Other herbal medicines are being used for treating viral myocarditis [8]. According to a recent Cochrane Central Register of Controlled Trials (CENTRAL) search, 25 different herbal medicines were tested [8]. Some herbal medicines, such as astragalus membranaceus (either as single herb or compound of herbs) and salviae miltiorrhizae injection showed significant anti-arrhythmic effects in suspected viral myocarditis [8]. Shenmai and Shengmai injection (Ginseng preparation) showed significant effects on reducing myocardial enzymes and improving cardiac function with no serious adverse effects [8].

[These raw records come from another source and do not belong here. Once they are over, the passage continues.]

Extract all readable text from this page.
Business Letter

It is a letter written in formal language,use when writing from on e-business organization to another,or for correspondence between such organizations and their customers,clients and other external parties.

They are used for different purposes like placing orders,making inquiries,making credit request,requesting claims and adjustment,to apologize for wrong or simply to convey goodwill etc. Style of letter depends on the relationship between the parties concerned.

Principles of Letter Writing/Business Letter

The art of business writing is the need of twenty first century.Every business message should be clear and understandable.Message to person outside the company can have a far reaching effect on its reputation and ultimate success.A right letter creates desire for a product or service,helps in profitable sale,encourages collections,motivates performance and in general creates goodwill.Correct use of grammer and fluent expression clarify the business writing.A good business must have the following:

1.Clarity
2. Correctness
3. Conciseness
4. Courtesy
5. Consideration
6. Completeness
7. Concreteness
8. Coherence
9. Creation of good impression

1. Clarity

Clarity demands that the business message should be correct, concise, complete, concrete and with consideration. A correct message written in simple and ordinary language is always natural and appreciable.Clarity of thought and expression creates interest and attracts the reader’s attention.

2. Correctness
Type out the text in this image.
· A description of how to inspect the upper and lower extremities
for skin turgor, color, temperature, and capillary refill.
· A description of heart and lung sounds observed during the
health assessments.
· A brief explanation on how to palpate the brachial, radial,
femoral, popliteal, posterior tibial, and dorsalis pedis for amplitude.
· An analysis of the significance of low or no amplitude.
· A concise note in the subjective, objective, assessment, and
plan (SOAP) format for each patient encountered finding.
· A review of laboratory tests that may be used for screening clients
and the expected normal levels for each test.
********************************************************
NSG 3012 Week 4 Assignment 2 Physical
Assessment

Tsung O. Cheng, MD, FACP Professor of Medicine George Washington University Washington, D.C. 20037

References (1) Bisognano JD, McGrody KS, Spence AM: Myocarditis from the Chinese sumac tree. Ann Intern Med 2005;143: 159-160. (2) Calzado-Flores CC, Segura-Luna JJ, Dominguez XA, Garcia-Gonzalez S: Castela texana: screening for its anti-amoebic activity. Arch Invest Med 1986;17 Suppl 1:127-134. (3) Okunade AL, Bikoff RE, Casper SJ, Oksman A, Goldberg DE, Lewis WH: Antiplasmodial activity of extracts and quassinsoids isolated from seedlings of Aitanthus altissima (Simaroubaceae). Phytother Res 2003;17:675-677. (4) Tamura S, Fukamiya N, Okano M, Koyama J, Koike K, Tokuda H, et al: Three new quassinoids, ailantinol E,F, and G, from Aitanthus altissima. Chem Pharm Bull (Tokyo) 2003;51:385-389. (5) Chang YS, Woo ER: Korean medicinal plants inhibiting to human immunodeficienty virus type 1 (HIV-1) fusion. Phytother Res 2003;17:426- 429. (6) Rosati A, Quaranta E, Ammirante MN, Turco MC, Leone A, De Feo V: Quassinoids can induce mitochondrial membrane depolarisation and caspase 3 activation in human cells. Cell Death Differ 2004;11 Suppl 2:S216-S218. (7) Rahman S, Fukamiya N, Okano M, Tagahara K, Lee KH: Anti-tuberculosis activity of quassinoids. Chem Pharm Bull (Tokyo) 1997; 45:1527-1529. (8)Liu JP, Yang M, Du XM: Herbal medicines for viral myocarditis. Cochrane Database Syst Rev 2004;(3):CD003711.